The ECJ considered the Land Tirol decision and concluded that periods of holiday must be calculated separately for each period where the working pattern differs. This meant that a recalculation of holiday is only required from the point at which the working pattern changes. However, there is no requirement to recalculate holiday accrued under the previous working pattern.


The Court also said that where the amount of holiday taken during a period of part-time work exceeds the entitlement for that period (as was the case here) then the employer is entitled to deduct the excess from the newly-calculated entitlement.


Finally, the Court held that the approach to the calculation of entitlement to paid holiday remains the same upon the termination of employment. Workers are entitled to receive their “normal pay” whilst on holiday. If there are unable to take their holiday before termination, then they are entitled to a payment in lieu, which would put them in a position comparable to the one they would have been in had they taken the leave. It will be for national courts to determine how “normal pay” is to be calculated; where pay consists of several elements then a “specific analysis” will be needed.

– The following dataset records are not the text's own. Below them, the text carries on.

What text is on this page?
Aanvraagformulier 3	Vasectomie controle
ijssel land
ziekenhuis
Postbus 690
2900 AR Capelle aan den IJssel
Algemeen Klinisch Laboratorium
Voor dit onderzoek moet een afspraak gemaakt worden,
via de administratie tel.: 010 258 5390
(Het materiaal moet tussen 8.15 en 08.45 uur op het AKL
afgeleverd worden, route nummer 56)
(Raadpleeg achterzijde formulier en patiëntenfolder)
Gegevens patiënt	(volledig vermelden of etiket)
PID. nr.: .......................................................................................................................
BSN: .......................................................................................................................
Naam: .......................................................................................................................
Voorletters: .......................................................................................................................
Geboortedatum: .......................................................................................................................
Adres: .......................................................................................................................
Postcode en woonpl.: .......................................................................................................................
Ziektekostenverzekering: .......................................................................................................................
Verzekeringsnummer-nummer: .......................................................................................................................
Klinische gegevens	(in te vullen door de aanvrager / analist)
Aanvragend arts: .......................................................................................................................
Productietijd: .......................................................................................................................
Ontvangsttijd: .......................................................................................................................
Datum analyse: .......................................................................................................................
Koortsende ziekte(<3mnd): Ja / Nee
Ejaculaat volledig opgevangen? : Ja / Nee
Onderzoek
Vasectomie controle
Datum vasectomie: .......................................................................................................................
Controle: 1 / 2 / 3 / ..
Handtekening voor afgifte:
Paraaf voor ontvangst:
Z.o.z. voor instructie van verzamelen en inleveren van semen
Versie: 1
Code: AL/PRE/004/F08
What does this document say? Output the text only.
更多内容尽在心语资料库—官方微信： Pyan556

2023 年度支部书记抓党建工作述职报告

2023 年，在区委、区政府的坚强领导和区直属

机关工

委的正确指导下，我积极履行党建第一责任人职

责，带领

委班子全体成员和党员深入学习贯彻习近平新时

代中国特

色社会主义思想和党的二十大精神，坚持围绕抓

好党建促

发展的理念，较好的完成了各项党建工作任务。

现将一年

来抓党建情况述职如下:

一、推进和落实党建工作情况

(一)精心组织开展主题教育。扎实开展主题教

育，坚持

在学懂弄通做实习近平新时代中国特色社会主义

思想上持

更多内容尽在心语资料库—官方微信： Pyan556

This case helpfully confirms that employers do not need to retrospectively increase a worker’s holiday entitlement if they increase their working hours. In line with the ECJ’s approach in Land Tirol, the case confirms that the recalculation of leave only applies from the point that working hours change.


Where there is a change in working hours, employers must calculate different holiday entitlements for the different periods. This raises the question of whether the 12-week reference period used to calculate holiday pay for certain types of workers in the UK is consistent with EU law. For example:

A full-time worker is remunerated by way of basic pay plus variable commission payments.

The worker reduces their hours of work but retains an entitlement to holiday accrued when they worked on a full-time basis.

After a several months of the new part-time arrangement, the worker takes some of the accrued “full-time” holiday.

The employer calculates the worker’s holiday pay for this period using a 12-week reference period based on their new part-time earnings. The worker’s part-time earnings are considerably lower given the reduced opportunity to earn commission.

Is this approach consistent with the Directive’s requirement that the worker must receive their “normal pay” or would it amount to less favourable treatment of a part-time worker?


Unfortunately, this decision does not help answer this issue beyond stating that a “specific analysis” will be needed.